We also do not claim any solution to this question and now state more clearly “It is clear that there is no simple answer yet for the finding that RQ is made by so few animals but that this will likely emerge as more of the RQ synthesis pathway is uncovered.”

4) The authors claim that drugs that abolish nematode survival in KCN provide a simple assay for drugs that specifically affect RQ- dependent metabolism. This system can indeed find such drugs, but there are many RQ-independent ways to kill nematodes during KCN treatment, so it is not specific. The authors even give an example: "wact-11" is a complex II inhibitor that kills nematodes during KCN treatment without changing RQ levels. Although blocking complex II is related to RQ function, it is hard to see how such an approach would be a promising way to treat helminth infections in humans (which also rely on complex II). For the screening method to be effective, it would need to be more RQ dependent, less dependent on general mitochondria health. Again, the claim here is too strong.

I am not sure we fully agree with this. We claim that our assay allows us “to screen efficiently for drugs that affect RQ synthesis or RQ-dependent metabolism” and that our assay reports RQ-utilization. We do not claim that every drug that comes back from such a primary screen will do that – of course there will be other ways to kill worms that have been treated with KCN and this drug screen like all others will need secondary assays. Nonetheless drugs that affect RQ synthesis or that specifically block RQ docking to the quinone binding pockets of quinone-coupled dehydrogenases should work as anthelmintics and should emerge as hits from our screen. To support this we give the example of wact-11. The reviewers’ state that “Although blocking complex II is related to RQ function, it is hard to see how such an approach would be a promising way to treat helminth infections in humans (which also rely on complex II)” but seem to have missed that flutolanil (the example we choose) is exactly that – an anthelmintic that is a Complex II inhibitor.(“wact-11 is highly related to the anthelmintic flutolanil (Burns et al., 2015) and is highly selective for helminth Complex II (Burns et al., 2015). Complex II is critical for RQ-dependent anaerobic metabolism where it acts as a fumarate reductase inhibitors of Complex II might thus alter survival in KCN.”) It works because Complex II in helminths has diverged from human Complex II – many of the residues surrounding the quinone binding site in helminth Complex II are helminth-specific and this is thought to be due to the requirement for binding of both UQ and RQ to helminth Complex II whereas human Complex II only has to dock UQ. Why does flutolanil (or wact-11) kill C. elegans in the presence of KCN? It isn’t because of a general effect on ‘mitochondrial health’ (at least it has no phenotype in our assay conditions) but likely because it blocks the docking of RQ to Complex II and thus blocks the ability of Complex II to accept electrons from RQ and act as a fumarate reductase.

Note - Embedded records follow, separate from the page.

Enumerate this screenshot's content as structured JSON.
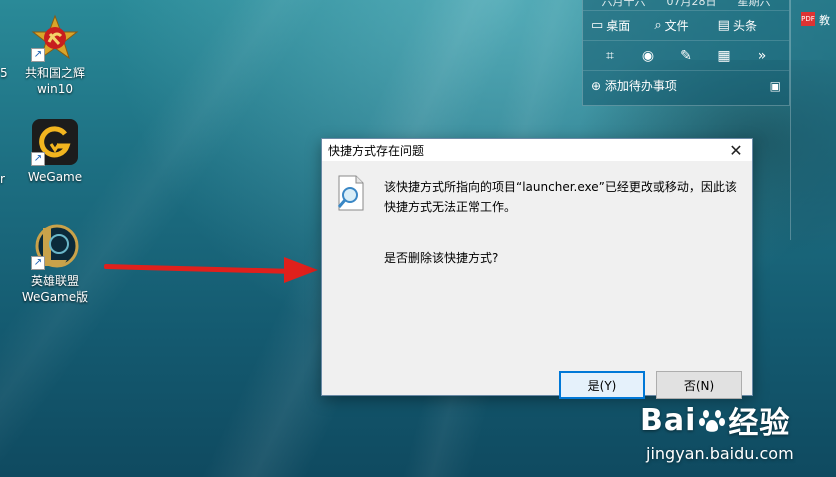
{
  "desktop": {
    "icons": [
      {
        "name": "republic-emblem",
        "label_line1": "共和国之辉",
        "label_line2": "win10"
      },
      {
        "name": "wegame",
        "label_line1": "WeGame",
        "label_line2": ""
      },
      {
        "name": "league",
        "label_line1": "英雄联盟",
        "label_line2": "WeGame版"
      }
    ],
    "left_edge_fragments": [
      "5",
      "r"
    ]
  },
  "widget": {
    "top_row": [
      "六月十六",
      "07月28日",
      "星期六"
    ],
    "row1": [
      {
        "icon": "desktop-icon",
        "label": "桌面"
      },
      {
        "icon": "search-icon",
        "label": "文件"
      },
      {
        "icon": "document-icon",
        "label": "头条"
      }
    ],
    "tools": [
      "crop-icon",
      "eye-icon",
      "edit-icon",
      "calculator-icon",
      "more-chevrons-icon"
    ],
    "todo_label": "添加待办事项",
    "side_text": "教"
  },
  "dialog": {
    "title": "快捷方式存在问题",
    "message": "该快捷方式所指向的项目“launcher.exe”已经更改或移动，因此该快捷方式无法正常工作。",
    "question": "是否删除该快捷方式?",
    "yes_label": "是(Y)",
    "no_label": "否(N)",
    "close_glyph": "✕"
  },
  "watermark": {
    "brand_left": "Bai",
    "brand_right": "经验",
    "url": "jingyan.baidu.com"
  },
  "colors": {
    "arrow": "#e0201c",
    "primary_button_border": "#0078d7"
  }
}
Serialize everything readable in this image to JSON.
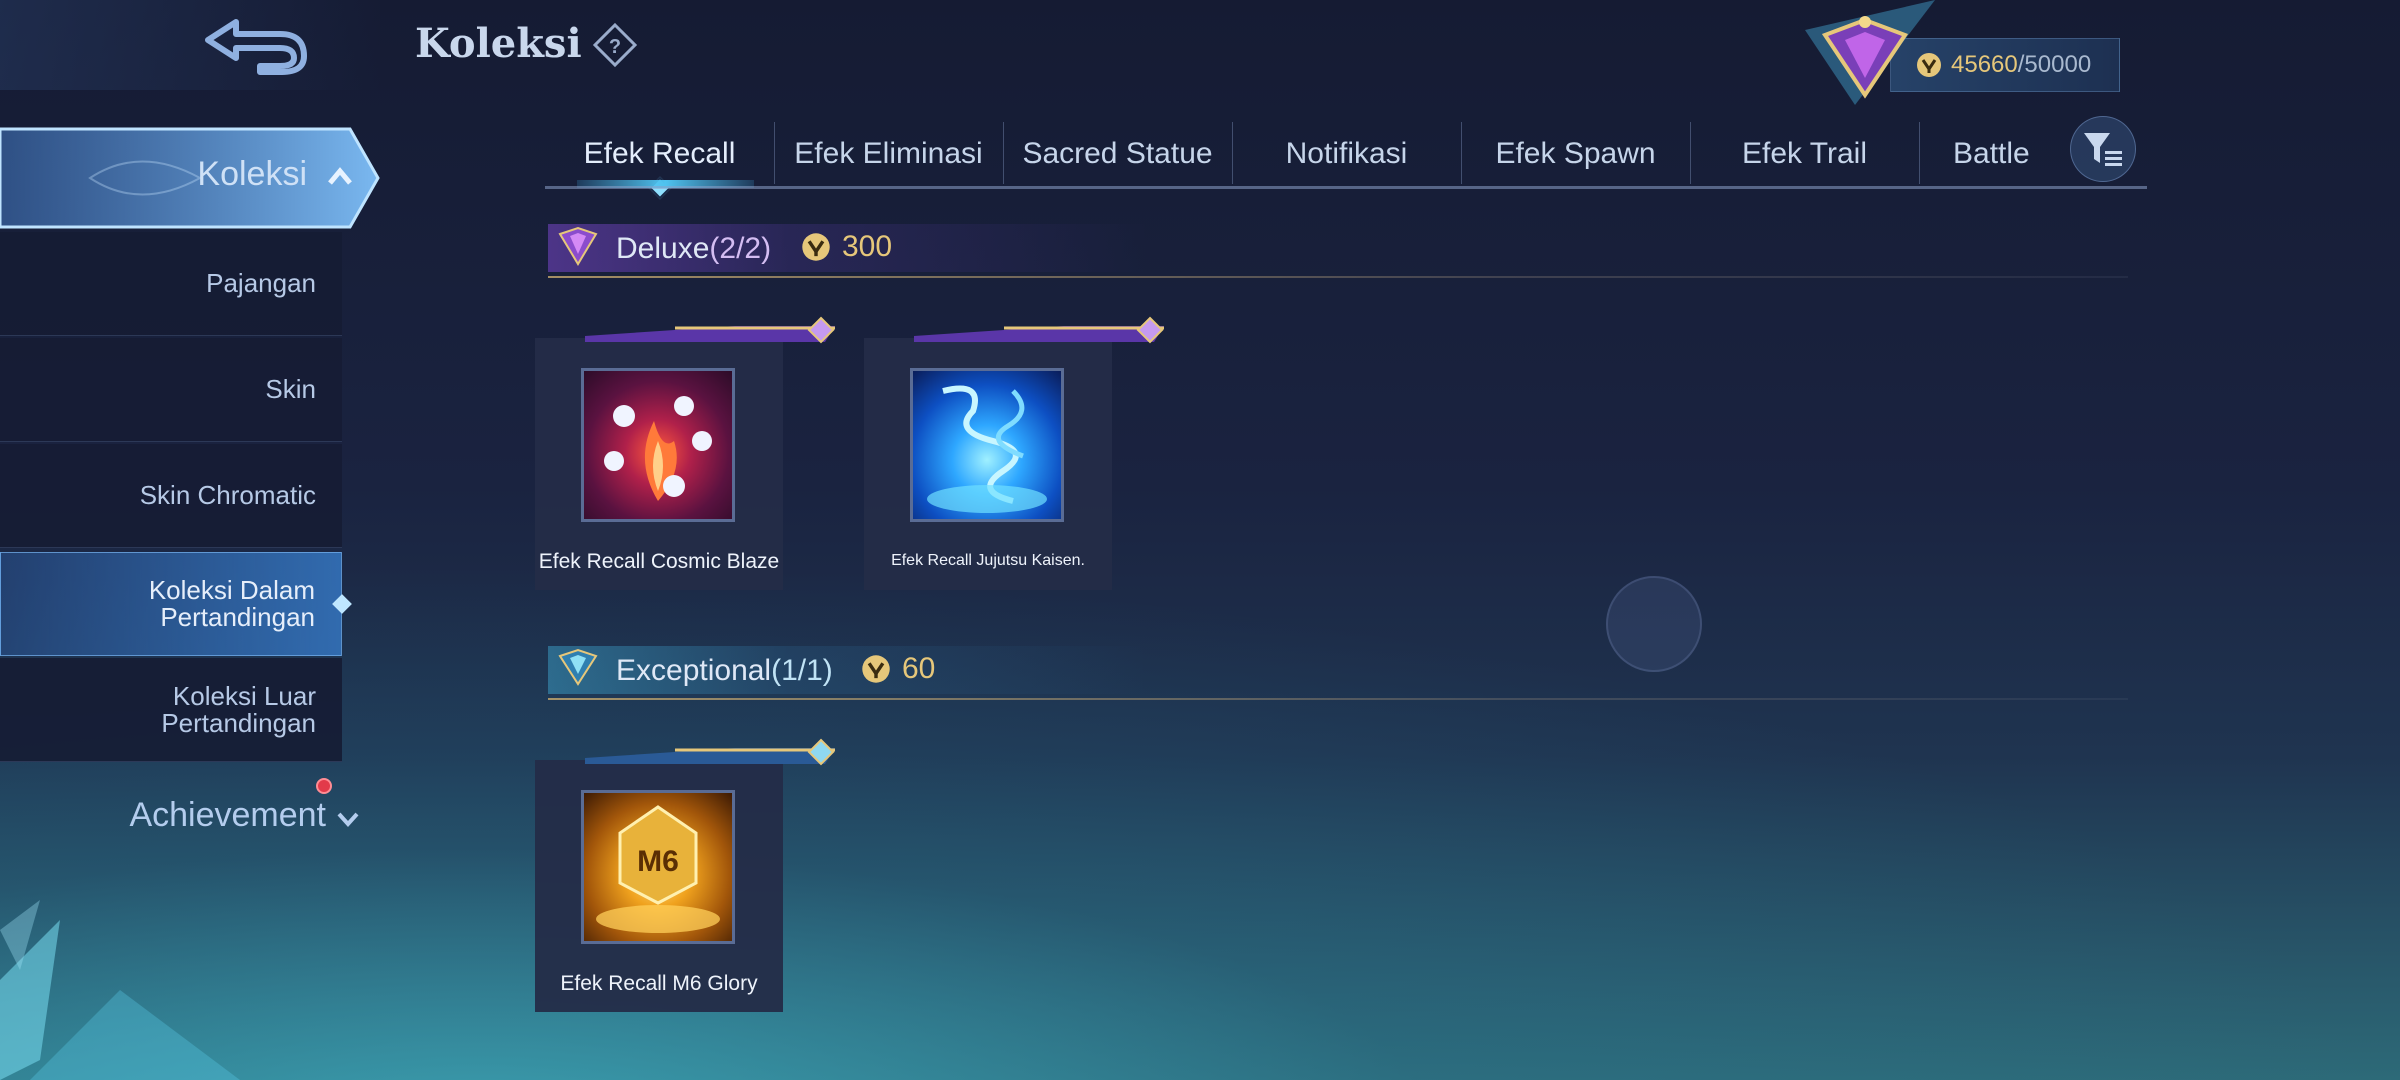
{
  "header": {
    "title": "Koleksi",
    "points_current": "45660",
    "points_separator": "/",
    "points_total": "50000"
  },
  "sidebar": {
    "header_label": "Koleksi",
    "items": [
      {
        "label": "Pajangan",
        "active": false
      },
      {
        "label": "Skin",
        "active": false
      },
      {
        "label": "Skin Chromatic",
        "active": false
      },
      {
        "label": "Koleksi Dalam Pertandingan",
        "active": true
      },
      {
        "label": "Koleksi Luar Pertandingan",
        "active": false
      }
    ],
    "achievement_label": "Achievement"
  },
  "tabs": [
    {
      "label": "Efek Recall",
      "active": true
    },
    {
      "label": "Efek Eliminasi",
      "active": false
    },
    {
      "label": "Sacred Statue",
      "active": false
    },
    {
      "label": "Notifikasi",
      "active": false
    },
    {
      "label": "Efek Spawn",
      "active": false
    },
    {
      "label": "Efek Trail",
      "active": false
    },
    {
      "label": "Battle",
      "active": false
    }
  ],
  "sections": [
    {
      "name": "Deluxe",
      "count": "(2/2)",
      "price": "300",
      "tier_color": "#a86ae0",
      "cards": [
        {
          "label": "Efek Recall Cosmic Blaze"
        },
        {
          "label": "Efek Recall Jujutsu Kaisen."
        }
      ]
    },
    {
      "name": "Exceptional",
      "count": "(1/1)",
      "price": "60",
      "tier_color": "#4fc3e0",
      "cards": [
        {
          "label": "Efek Recall M6 Glory"
        }
      ]
    }
  ],
  "icons": {
    "back": "back-arrow-icon",
    "help": "question-diamond-icon",
    "coin": "coin-icon",
    "filter": "filter-icon",
    "rank": "rank-emblem-icon"
  },
  "colors": {
    "gold": "#e6c77a",
    "accent": "#4fc3f0",
    "notification": "#e23a4a"
  }
}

We now add a caveat: “We note that not all drugs that kill C. elegans when in the presence of KCN (i.e. that would be hits in our assay) will affect RQ synthesis or RQ use and secondary screens will be required to further stratify the hits. Nonetheless, inhibitors of RQ synthesis or use can be discovered using this assay and we anticipate that this will yield novel compounds that may be effective anthelmintics.” We hope this satisfies the reviewers.